Die Rekurswerberin mache ferner geltend, im Hinblick auf die gute Betreuung bei der väterlichen Großmutter und deren Ehegatten könne die getroffene Maßnahme nicht zum Schutze des Kindes und zu dessen Wohl gerechtfertigt erscheinen.

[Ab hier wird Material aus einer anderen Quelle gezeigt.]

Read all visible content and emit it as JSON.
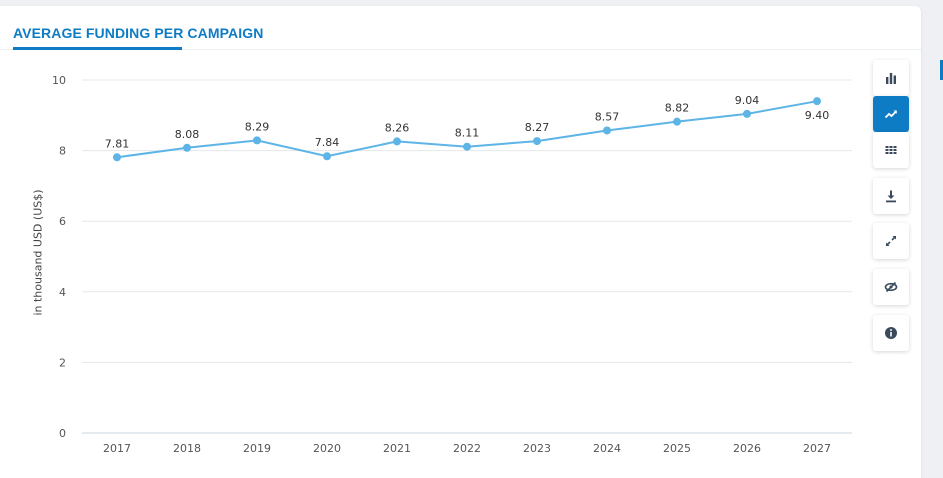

Die Rekurswerberin verkennt damit den Begriff der offenbaren Gesetzwidrigkeit im Sinne des § 16 Abs 1 AußStrG. Diese liegt nur vor, wenn die für die Entscheidung maßgebende Frage im Gesetz ausdrücklich und so klar geregelt ist, daß die Absicht des Gesetzgebers nicht bezweifelt werden kann und trotzdem eine damit im Widerspruch stehende Entscheidung gefällt wurde (vgl SZ 21/10; SZ 25/185; EvBl 1967/274, JBl 1972, 274 ua). Der Begriff der offenbaren Gesetzwidrigkeit ist daher nicht mit jenem der unrichtigen rechtlichen Beurteilung gleichzusetzen (vgl SZ 39/103; JBl 1975, 661). Nach § 142 ABGB hat das Gericht nach der Scheidung der Ehe der Eltern unter Berücksichtigung der besonderen Verhältnisse des Falles mit Bedacht auf die Interessen der Kinder, auf Beruf, Persönlichkeit und Eigenschaften der Ehegatten und auf die Ursache der Scheidung zu entscheiden, ob alle oder welche Kinder dem Vater oder der Mutter zu überlassen sind. Bei der Regelung der Obsorge über die Kinder nach der Scheidung handelt es sich daher um eine vom Gericht nach den gegebenen Umständen zu treffenden Entscheidung, die nicht schon dann offenbar gesetzwidrig ist, wenn der eine oder andere dieser Umstände nicht gebührend gewertet wurde (vgl SZ 27/159; EFSlg 23.669; 7 Ob 223/69; 7 Ob 194/74), es sei denn, daß eine willkürliche Ermessensentscheidung vorgenommen oder gegen die Grundprinzipien des Rechtes verstoßen worden wäre (vgl SZ 23/289; JBl 1975, 661). Ein solches Grundprinzip stellt im Pflegschaftsverfahren die Bedachtnahme auf das Wohl des Pflegebefohlenen dar (vgl EvBl 1972/72; JBl 1975, 661). Weder liegt eine Verletzung dieses Grundprinzipes noch eine willkürliche Ermessensentscheidung der Untergerichte vor. Beide Unterinstanzen haben ihren Entscheidungen die auf Grund der Verfahrensergebnisse ermittelten Tatsachen über die für diese Regelung maßgebenden Umstände zugrunde gelegt und erachteten unter Würdigung aller dieser Umstände die Übergabe der Minderjährigen in Pflege und Erziehung seiner Mutter im Interesse des Kindes gelegen.
Die Rekurswerberin vermag daher eine offenbare Gesetzwidrigkeit im Sinne des § 16 Abs 1 AußStrG nicht aufzuzeigen.
Mangels der Voraussetzungen des § 16 AußStrG ist daher auch der Revisionsrekurs der väterlichen Großmutter zurückzuweisen.